Diese Einteilungen sind keinerlei Wertung, sondern lediglich Feststellungen von Verhaltensweisen und Vorlieben verschiedener Menschen. Und ich denke, dass ich mich durchaus zum Typ des Brokers zählen kann. Was eben bedingt, dass mir das einfach liegt, mit vielen Menschen in irgendeiner Form verbunden zu sein. Wie nun diese Verbindung aussieht, ist wieder eine ganz andere Frage. Und selbstverständlich gibt es Unterschiede im Kontaktverhalten und das ist auch gut so.

Das mag jetzt alles seltsam anmuten, wenn ein zutiefst introvertierter Mensch über Freude am Netzwerken spricht, doch es kommt eben darauf an, wie man die Kontakte pflegt.
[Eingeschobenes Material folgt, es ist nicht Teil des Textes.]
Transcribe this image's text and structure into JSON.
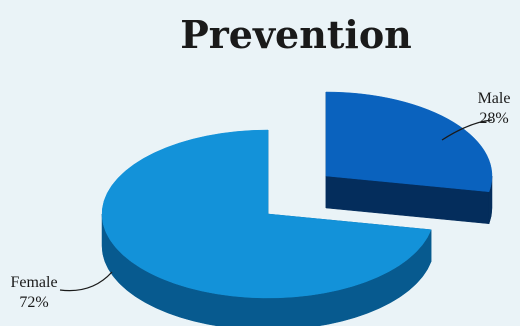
{
  "chart_data": {
    "type": "pie",
    "title": "Prevention",
    "categories": [
      "Male",
      "Female"
    ],
    "values": [
      28,
      72
    ],
    "value_labels": [
      "28%",
      "72%"
    ],
    "style": "3d-exploded",
    "colors": {
      "Male": {
        "top": "#0a62be",
        "side": "#042d5c"
      },
      "Female": {
        "top": "#1392d9",
        "side": "#075a8f"
      }
    }
  }
}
Es bedeutet nicht, dass man jede Woche auf drei Veranstaltungen rennen muss, sondern es sind bewusste Entscheidungen im Verhalten, die mir ermöglichen neue Kontakte zu knüpfen und bestehende zu pflegen.
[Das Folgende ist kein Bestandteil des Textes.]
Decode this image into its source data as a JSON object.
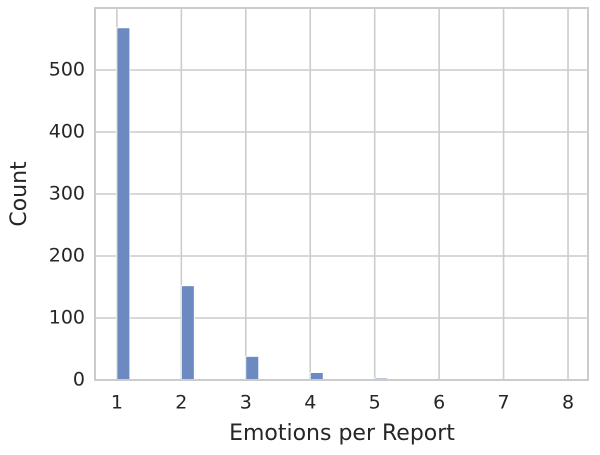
{
  "chart_data": {
    "type": "histogram",
    "xlabel": "Emotions per Report",
    "ylabel": "Count",
    "bins": [
      1,
      1.2,
      1.4,
      1.6,
      1.8,
      2,
      2.2,
      2.4,
      2.6,
      2.8,
      3,
      3.2,
      3.4,
      3.6,
      3.8,
      4,
      4.2,
      4.4,
      4.6,
      4.8,
      5,
      5.2,
      5.4,
      5.6,
      5.8,
      6,
      6.2,
      6.4,
      6.6,
      6.8,
      7,
      7.2,
      7.4,
      7.6,
      7.8,
      8
    ],
    "values": [
      568,
      0,
      0,
      0,
      0,
      152,
      0,
      0,
      0,
      0,
      38,
      0,
      0,
      0,
      0,
      12,
      0,
      0,
      0,
      0,
      3,
      0,
      0,
      0,
      0,
      1,
      0,
      0,
      0,
      0,
      1,
      0,
      0,
      0,
      1
    ],
    "color": "#6c8ac1",
    "xlim": [
      0.66,
      8.31
    ],
    "ylim": [
      0,
      600
    ],
    "xticks": [
      1,
      2,
      3,
      4,
      5,
      6,
      7,
      8
    ],
    "yticks": [
      0,
      100,
      200,
      300,
      400,
      500
    ],
    "grid": true
  }
}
Die besten und coolsten Aufträge hab ich häufig über Kontakte bekommen. Ob das Kontakte sind, die ich über Konferenzen geschlossen habe, ob das Teilnehmer:innen an meinen Kursen und Vorträgen waren, oder ob sich das bei der ehrenamtlichen Arbeit ergeben hat.
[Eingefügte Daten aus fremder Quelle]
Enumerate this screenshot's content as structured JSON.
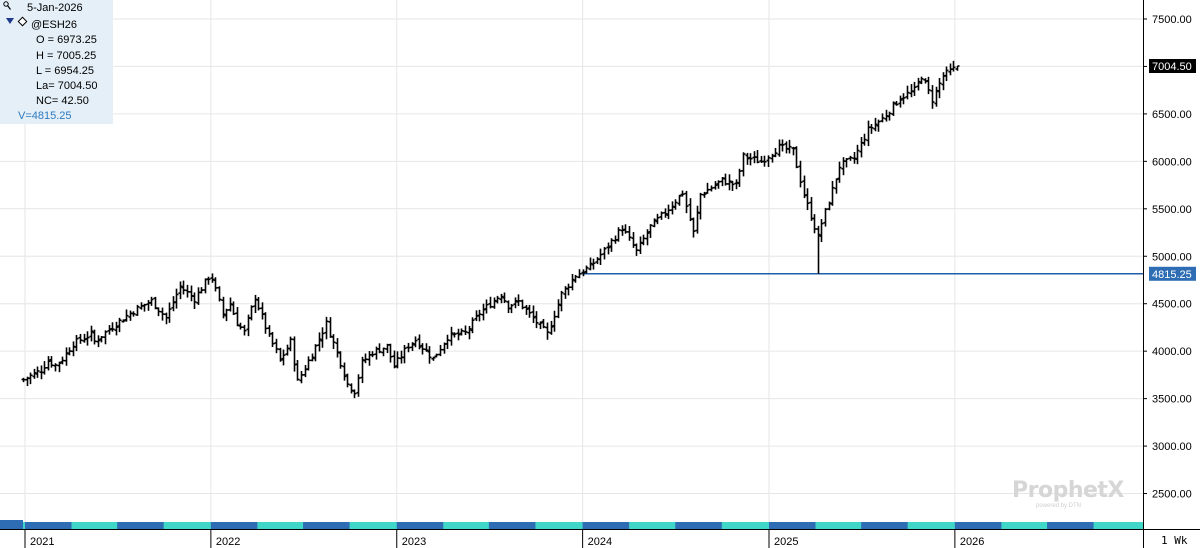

Man weiß nie, wie sich Kontakte entwickeln können. Solange du dir eine gewissen Neugier und Offenheit bewahrst, davon Abstand nimmst, dass einem Kontakte “sofort etwas bringen müssen”, hast du die große Chance interessante Menschen kennenzulernen und dich mit ihnen auszutauschen. Das ist für mich Netzwerken.

Kontakte gibt es in vielen Ebenen. Manche stehen uns naturgemäß näher und manche sind entfernter. Das alles in einem großen Zusammenhang zu sehen, hilft oft damit umzugehen.

Kontakte sind wie deine Klamotten

Lass uns einen Vergleich mit der eigenen Kleidung aufmachen:

Es gibt verschiedene Schichten, die wir nacheinander anziehen. Normalerweise beginnt das Procedere mit Unterwäsche, dann folgen Shirt, Hose, ein Pulli und zum Schluss Jacke oder Mantel. (Es mag wohl Moderichtungen geben, die das ganze umkehren, doch die lass ich jetzt mal außen vor :-)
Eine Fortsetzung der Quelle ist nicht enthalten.